Regarding the duration of keeping the commercial books, Clause


(19) of the Jordanian Trade Law provides that a trader shall keep
these books for a period of ten years from the date they are closed.
Businessmen may not want to carry huge amounts of money in their
pockets when doing their business. As a result, businessmen
adopted a new method for payment for their transactions by using
commercial papers (or negotiable instrument) and these papers or
instruments function practically as substitutes for money.

The term commercial papers may be defined as instruments that


are written according to forms determined by the law, representing a
right for specific sum of money payable on mere sight or after a
definite or determined time. The Jordanian Trade Law No. 12 of
1966 discusses the Commercial Papers under Clauses (123- 289).
According the Jordanian Trade Law, the main commercial papers are
as follows:
1-Bill of Exchange: it can be defined as a written instrument according to forms
determined by the law, which contains an unconditional order by one party (called a
drawer) to a second party (called a drawee) to pay a third party (called a payee)
or the holder (bearer) of the instrument, a specific sum of money at mere sight or at
a definite time or determinable future time.
2- Promissory Note: it can be defined as a written instrument according to forms
determined by the law, whereby its maker promises to pay a specific sum of money,
at mere sight or at a definite time or determinable future time, to the order of
another person called the beneficiary or the holder (bearer) of the instrument.
3- Cheque: it can be defined as a written instrument according to forms determined
by the law, which contains an order issued by a person who is the drawer to another
person who is usually a bank (the drawee), to pay a third person or to his order or to
the holder of the cheque (the beneficiary) a specific sum of money at mere sight such
amount to be drawn (paid) from the drawers account with the drawee.
A distinctive feature of a cheque as a commercial paper is that if there is no balance
(enough money) in the account of the drawer with the drawee and as a result
payment is not made to the holder of the cheque, then the drawer faces criminal
liability which is punishable with imprisonment under criminal law.

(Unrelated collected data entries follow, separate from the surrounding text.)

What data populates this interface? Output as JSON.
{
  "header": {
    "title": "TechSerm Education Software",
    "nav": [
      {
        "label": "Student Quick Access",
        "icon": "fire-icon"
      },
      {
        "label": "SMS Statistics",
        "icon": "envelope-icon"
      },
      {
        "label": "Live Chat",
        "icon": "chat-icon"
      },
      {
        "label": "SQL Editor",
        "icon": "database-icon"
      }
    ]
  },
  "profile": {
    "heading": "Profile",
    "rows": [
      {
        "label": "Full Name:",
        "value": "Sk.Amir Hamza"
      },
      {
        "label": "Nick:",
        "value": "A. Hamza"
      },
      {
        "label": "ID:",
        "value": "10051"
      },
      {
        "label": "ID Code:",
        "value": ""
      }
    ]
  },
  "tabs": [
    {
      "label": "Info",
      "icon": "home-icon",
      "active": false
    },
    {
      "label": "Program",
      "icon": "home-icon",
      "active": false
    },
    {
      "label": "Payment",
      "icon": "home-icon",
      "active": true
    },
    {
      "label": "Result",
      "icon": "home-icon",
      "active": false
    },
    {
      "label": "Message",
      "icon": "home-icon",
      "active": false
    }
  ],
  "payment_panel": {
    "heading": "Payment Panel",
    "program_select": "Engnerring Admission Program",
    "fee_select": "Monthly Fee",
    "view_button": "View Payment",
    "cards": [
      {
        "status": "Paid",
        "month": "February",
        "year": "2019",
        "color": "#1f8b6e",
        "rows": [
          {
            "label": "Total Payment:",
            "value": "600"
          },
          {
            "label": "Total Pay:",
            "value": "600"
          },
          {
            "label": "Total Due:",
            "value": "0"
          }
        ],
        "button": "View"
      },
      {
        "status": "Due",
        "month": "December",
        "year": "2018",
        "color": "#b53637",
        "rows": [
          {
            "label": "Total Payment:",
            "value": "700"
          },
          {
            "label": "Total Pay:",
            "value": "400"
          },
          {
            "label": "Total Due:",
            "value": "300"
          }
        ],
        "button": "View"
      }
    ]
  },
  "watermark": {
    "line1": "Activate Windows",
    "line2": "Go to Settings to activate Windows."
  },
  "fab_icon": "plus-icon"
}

Commercial papers are commercial by virtue of their nature non-withstanding


whether or not they are issued by a trader or non-trader, and regardless whether the
issuing of the commercial papers is related to a commercial activity or a civil one.
Accordingly, the rules applicable to the above commercial papers are unaffected by
the fact that their holder or issuer or any related party is a merchant or not or
whether they are used in connection to a commercial transaction or not.